(Fin)
Just got back from the MC Lars show and it was an awesome time. Highlights are too many to mention but we got to meet MC Lars and he was a very nice guy, like someone we could have over to Chris's for gaming on a Saturday night.
I know I promised to cut back on the girl talk/spaghettios but I really want to get a few things off of my chest.
Blah blah women are so dumb blah blah.
Ok, I guess I'll go into detail for all of the fresh folks out there who don't already know. I'm very prone to falling for girls way too fast. I've made a career, check that, a life out of chasing after/pining after/not getting the current "girl of my dreams." I'm getting cavitites from all the sugarcoating that I've endured. Honesty is sometimes the best policy instead of trying to spare feelings.

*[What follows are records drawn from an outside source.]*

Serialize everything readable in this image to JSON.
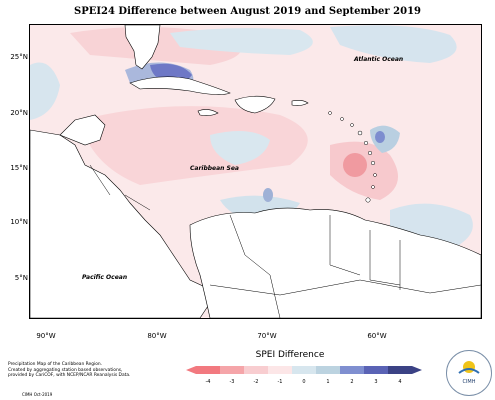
{
  "title": "SPEI24 Difference between August 2019 and September 2019",
  "lat_labels": [
    "25°N",
    "20°N",
    "15°N",
    "10°N",
    "5°N"
  ],
  "lon_labels": [
    "90°W",
    "80°W",
    "70°W",
    "60°W"
  ],
  "map_labels": {
    "atlantic": "Atlantic Ocean",
    "caribbean": "Caribbean Sea",
    "pacific": "Pacific Ocean"
  },
  "legend": {
    "title": "SPEI Difference",
    "ticks": [
      "-4",
      "-3",
      "-2",
      "-1",
      "0",
      "1",
      "2",
      "3",
      "4"
    ],
    "colors": [
      "#f2797f",
      "#f5a5a9",
      "#f8cdd0",
      "#fce6e7",
      "#d7e6ee",
      "#bcd3e0",
      "#7f8fd0",
      "#5a63b5",
      "#3b4285"
    ]
  },
  "footnote": {
    "line1": "Precipitation Map of the Caribbean Region.",
    "line2": "Created by aggregating station based observations,",
    "line3": "provided by CariCOF, with NCEP/NCAR Reanalysis Data."
  },
  "credit": "CIMH Oct-2019",
  "logo_text": "CIMH"
}
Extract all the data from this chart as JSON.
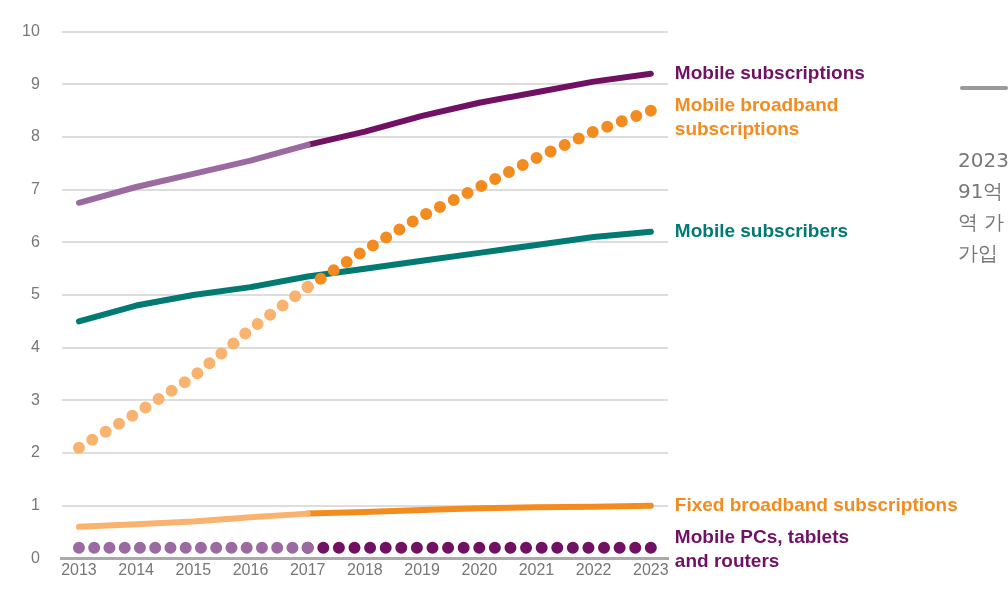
{
  "chart_data": {
    "type": "line",
    "xlim": [
      2012.7,
      2023.3
    ],
    "xticks": [
      2013,
      2014,
      2015,
      2016,
      2017,
      2018,
      2019,
      2020,
      2021,
      2022,
      2023
    ],
    "ylim": [
      0,
      10
    ],
    "yticks": [
      0,
      1,
      2,
      3,
      4,
      5,
      6,
      7,
      8,
      9,
      10
    ],
    "grid": "y",
    "legend": false,
    "marker": "none",
    "annotations": [
      "2023",
      "91억",
      "역 가",
      "가입"
    ],
    "series": [
      {
        "color": "#9b6aa0",
        "x": [
          2013,
          2014,
          2015,
          2016,
          2017
        ],
        "values": [
          6.75,
          7.05,
          7.3,
          7.55,
          7.85
        ]
      },
      {
        "name": "Mobile subscriptions",
        "color": "#701163",
        "x": [
          2017,
          2018,
          2019,
          2020,
          2021,
          2022,
          2023
        ],
        "values": [
          7.85,
          8.1,
          8.4,
          8.65,
          8.85,
          9.05,
          9.2
        ]
      },
      {
        "color": "#f9b36f",
        "line_style": "dotted",
        "x": [
          2013,
          2014,
          2015,
          2016,
          2017
        ],
        "values": [
          2.1,
          2.75,
          3.45,
          4.35,
          5.15
        ]
      },
      {
        "name": "Mobile broadband subscriptions",
        "color": "#f28c20",
        "line_style": "dotted",
        "x": [
          2017,
          2018,
          2019,
          2020,
          2021,
          2022,
          2023
        ],
        "values": [
          5.15,
          5.85,
          6.5,
          7.05,
          7.6,
          8.1,
          8.5
        ]
      },
      {
        "name": "Mobile subscribers",
        "color": "#007a72",
        "x": [
          2013,
          2014,
          2015,
          2016,
          2017,
          2018,
          2019,
          2020,
          2021,
          2022,
          2023
        ],
        "values": [
          4.5,
          4.8,
          5.0,
          5.15,
          5.35,
          5.5,
          5.65,
          5.8,
          5.95,
          6.1,
          6.2
        ]
      },
      {
        "color": "#f9b36f",
        "x": [
          2013,
          2014,
          2015,
          2016,
          2017
        ],
        "values": [
          0.6,
          0.65,
          0.7,
          0.78,
          0.85
        ]
      },
      {
        "name": "Fixed broadband subscriptions",
        "color": "#f28c20",
        "x": [
          2017,
          2018,
          2019,
          2020,
          2021,
          2022,
          2023
        ],
        "values": [
          0.85,
          0.88,
          0.92,
          0.95,
          0.97,
          0.98,
          1.0
        ]
      },
      {
        "color": "#9b6aa0",
        "line_style": "dotted",
        "x": [
          2013,
          2014,
          2015,
          2016,
          2017
        ],
        "values": [
          0.2,
          0.2,
          0.2,
          0.2,
          0.2
        ]
      },
      {
        "name": "Mobile PCs, tablets and routers",
        "color": "#701163",
        "line_style": "dotted",
        "x": [
          2017,
          2018,
          2019,
          2020,
          2021,
          2022,
          2023
        ],
        "values": [
          0.2,
          0.2,
          0.2,
          0.2,
          0.2,
          0.2,
          0.2
        ]
      }
    ]
  }
}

Dana asked me tonight if the reason this was so hard on me is because I was so attracted physically. Interestingly enough, that couldn't be further from the truth. I'm one of those people who believes that physical attraction is important but the other person does not need to meet some sort of ideal or whatever. I usually shoot for the moon in the looks department, but every once in a while a girl will come along with a dazzling personality or sense of humor. When that happens I can usually find things that attract me to her physically, even when she's not exactly the normal type that I have lurking around my head.
Not the best read from me this last time. I'm a little bitter, but I guess I was just so hoping for someone special/different from all the others that I let myself become convinced that it was the case. In reality, it's more of the same and I think it's probably me, since I care so much about the other person's feelings that the only thing that can happen is to get walked on.
I guess at the end of the day I'm left where I was at the start of the day, but with a nice reminder that FAITH in God will get me through all of my troubles, just not necessarily in the way that I imagined.
I am FAR from perfect. Besides my physical limitations (still working on it, but with a renewed sense of purpose), I have financial issues (not many but still) and I'm not as confident as I should be. Personality wise, I have a lot of charisma but I can sometimes come across/act needy because like most people, I enjoy attention. However, I am a pretty damn good guy, I treat people with respect and legitimately care about what they are all about, I'm generous and have a healthy relationship with my family and friends. I work hard and always try to keep improving myself whenever I can. I also have my faith to keep me going.
I am giving myself a fresh start here. I want to stop reflecting on my past failures with women, High Fidelity style, and move forward with a clean slate and a new attitude towards women. Perhaps I have been giving girls too much credit and too much influence, when in reality, I should just put it on the back burner and let it simmer for a while. That being said, a final top 5 list to mark the end of 10 years of getting my heart broken, emo-kid style. Here's to the next ten years of douchebaggery!
The Ones That Fucking Smashed My Face
(girl edition)
1. Jackie
2. Sara
3. Michelle
4. Jess
5. Tiffany
If you've seen the movie, you know the deal with what #5 is all about.
All my real friends that read this, I need some help. I have to get out and start moving forward...I've been approaching things so badly for so long that I have no idea what to do next, and I really need you guys. And I know that sounds sorta sad, but honestly, I've resisted being a 25 year old guy for a long time and I need some help.